Um unabhängig zu sein, hatte ich ein kleines Zelt bei mir. Das Rucksackgewicht hatte ich auf 13 kg reduziert. Da ich fast jeden zweiten Tag in einem Zimmer übernachtete, konnte ich meine Sachen und auch mich immer wieder ordentlich waschen. Zum Glück habe ich Recht behalten, dass eine Plastikflasche für einen halben Liter Wasser ausreichen würde. Ich könnte ja bei einem Haus einfach läuten und darum bitten, mir die Flasche mit Leitungswasser aufzufüllen. Es zeigte sich, wie hilfsbereit und gastfreundlich die meisten Menschen sind, egal in welchem Land man sich befindet. Immer wieder wurde ich gefragt, ob ich nicht Saft oder Limonade wolle. Man gab mir Obst, und manchmal folgte auch ein längeres Gespräch. Ein früherer LKW-Fahrer aus der ehemaligen DDR, den seine Arbeit krank gemacht hatte, zeigte mir in Altenburg die Ziegen des evangelischen Pfarrers, um die er sich nun kümmert. „Lenin“ sei von Anfang an zutraulich gewesen, „Stalin“ sei bockig geblieben. Ihm gehe es jetzt gesundheitlich viel besser.
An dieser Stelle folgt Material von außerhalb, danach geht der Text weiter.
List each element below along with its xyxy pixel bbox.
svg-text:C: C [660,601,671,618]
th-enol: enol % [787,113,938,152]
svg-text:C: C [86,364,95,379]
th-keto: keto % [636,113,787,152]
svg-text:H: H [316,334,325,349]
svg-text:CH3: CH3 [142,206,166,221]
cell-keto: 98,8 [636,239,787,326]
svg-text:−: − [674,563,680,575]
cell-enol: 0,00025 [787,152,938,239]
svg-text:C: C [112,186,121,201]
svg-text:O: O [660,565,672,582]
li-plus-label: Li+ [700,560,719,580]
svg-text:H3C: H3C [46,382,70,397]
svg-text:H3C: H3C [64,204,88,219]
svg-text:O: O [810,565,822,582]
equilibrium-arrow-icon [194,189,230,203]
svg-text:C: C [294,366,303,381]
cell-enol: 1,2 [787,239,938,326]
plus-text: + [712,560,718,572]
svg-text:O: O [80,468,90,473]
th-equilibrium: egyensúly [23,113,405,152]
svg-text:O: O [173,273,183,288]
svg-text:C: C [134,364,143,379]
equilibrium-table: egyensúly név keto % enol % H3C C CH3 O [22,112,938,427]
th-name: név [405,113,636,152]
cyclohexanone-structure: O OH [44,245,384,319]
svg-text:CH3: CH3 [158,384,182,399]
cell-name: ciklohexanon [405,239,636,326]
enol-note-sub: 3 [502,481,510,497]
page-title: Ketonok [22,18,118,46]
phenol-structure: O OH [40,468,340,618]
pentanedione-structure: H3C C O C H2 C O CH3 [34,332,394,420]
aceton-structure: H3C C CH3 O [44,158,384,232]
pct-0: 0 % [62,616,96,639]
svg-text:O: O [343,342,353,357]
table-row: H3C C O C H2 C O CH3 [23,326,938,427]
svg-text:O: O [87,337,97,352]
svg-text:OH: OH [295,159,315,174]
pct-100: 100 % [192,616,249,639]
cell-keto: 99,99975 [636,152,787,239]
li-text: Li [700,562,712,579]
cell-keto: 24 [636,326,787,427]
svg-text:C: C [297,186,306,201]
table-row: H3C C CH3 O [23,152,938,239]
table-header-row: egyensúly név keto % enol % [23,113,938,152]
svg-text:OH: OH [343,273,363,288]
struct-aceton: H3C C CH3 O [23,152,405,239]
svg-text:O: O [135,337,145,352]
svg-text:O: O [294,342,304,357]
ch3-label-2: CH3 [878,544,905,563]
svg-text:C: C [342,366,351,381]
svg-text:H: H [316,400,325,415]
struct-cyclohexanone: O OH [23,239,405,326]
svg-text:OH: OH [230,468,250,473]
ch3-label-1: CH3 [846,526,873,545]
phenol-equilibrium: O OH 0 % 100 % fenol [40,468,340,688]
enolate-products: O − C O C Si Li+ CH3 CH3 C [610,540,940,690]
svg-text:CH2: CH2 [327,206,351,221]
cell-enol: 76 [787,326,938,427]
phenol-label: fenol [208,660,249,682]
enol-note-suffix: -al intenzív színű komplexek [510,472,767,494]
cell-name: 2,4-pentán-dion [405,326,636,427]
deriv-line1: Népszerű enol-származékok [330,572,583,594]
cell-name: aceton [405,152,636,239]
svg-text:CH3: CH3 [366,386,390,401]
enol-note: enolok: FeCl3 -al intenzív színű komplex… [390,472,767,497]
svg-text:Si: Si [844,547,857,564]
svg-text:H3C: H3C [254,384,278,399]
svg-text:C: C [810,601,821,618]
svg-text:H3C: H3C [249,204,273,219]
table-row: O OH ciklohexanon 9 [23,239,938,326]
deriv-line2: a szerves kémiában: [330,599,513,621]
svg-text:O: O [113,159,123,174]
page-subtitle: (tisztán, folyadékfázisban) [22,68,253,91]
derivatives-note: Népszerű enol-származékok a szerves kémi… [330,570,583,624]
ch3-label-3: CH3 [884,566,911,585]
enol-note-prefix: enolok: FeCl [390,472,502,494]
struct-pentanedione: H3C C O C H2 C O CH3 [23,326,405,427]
Am 19. Juni, dem Geburtstag meines Bruders Ulf, der mich mit der Jungen Aktion in Verbindung gebracht hatte, war ich um 6.00h aufgewacht. Kurz nach sieben traf ich auf einen Weiler. Ich hatte kein Wasser mehr, aber so früh konnte ich nicht bei einem Haus läuten. Aber dann sah ich einen Mann. Ich fragte ihn. Ja, ich solle doch mit hineinkommen. Als ich ihn wegen der Färbung seiner Sprache fragte, ob er aus Ostpreußen komme, öffnete ich Schleusen. Eine Stunde erzählte er aus seiner Lebensgeschichte. Drei Jahre war er auf eine deutsche Schule gegangen, drei Jahre (nach dem Hitler-Stalin-Pakt) auf eine russische. Ein Bruder und eine Schwester seien verhungert. Der Vater sei erschlagen worden. Wegen der Zweisprachigkeit seien sie (die Volksdeutschen) für die SS geholt worden. Erst nach dem Krieg habe er gehört, das sei freiwillig gewesen. Für sie als Volksdeutsche kam nur „du oder ich“ in Frage. Dabei seien die anderen doch auch unschuldig gewesen. Aber das eigene Leben stehe einem näher. Wenn er bei einer Patrouille russisch angerufen worden sei, habe er „swoji“ gerufen und sofort in Richtung des Anrufs geschossen. Er selber habe außerhalb der Kampfhandlungen keinen Menschen getötet. Er wurde abgeordnet, den Ring um Budapest zu öffnen, was kurzzeitig gelungen sei. Nur eine Minderheit seiner Einheit habe das überlebt. Amerikanische Gefangenschaft. Arbeiten beim Bauern gegen Essen. Übernahme eines verschuldeten Hofes. Hochgearbeitet. Milchfuhren. Ein Sohn mit dem Auto tödlich verunglückt. Lebt jetzt bei einer Tochter. Er ist 86 Jahre alt. Heute wäre Ulf 86 Jahre alt geworden.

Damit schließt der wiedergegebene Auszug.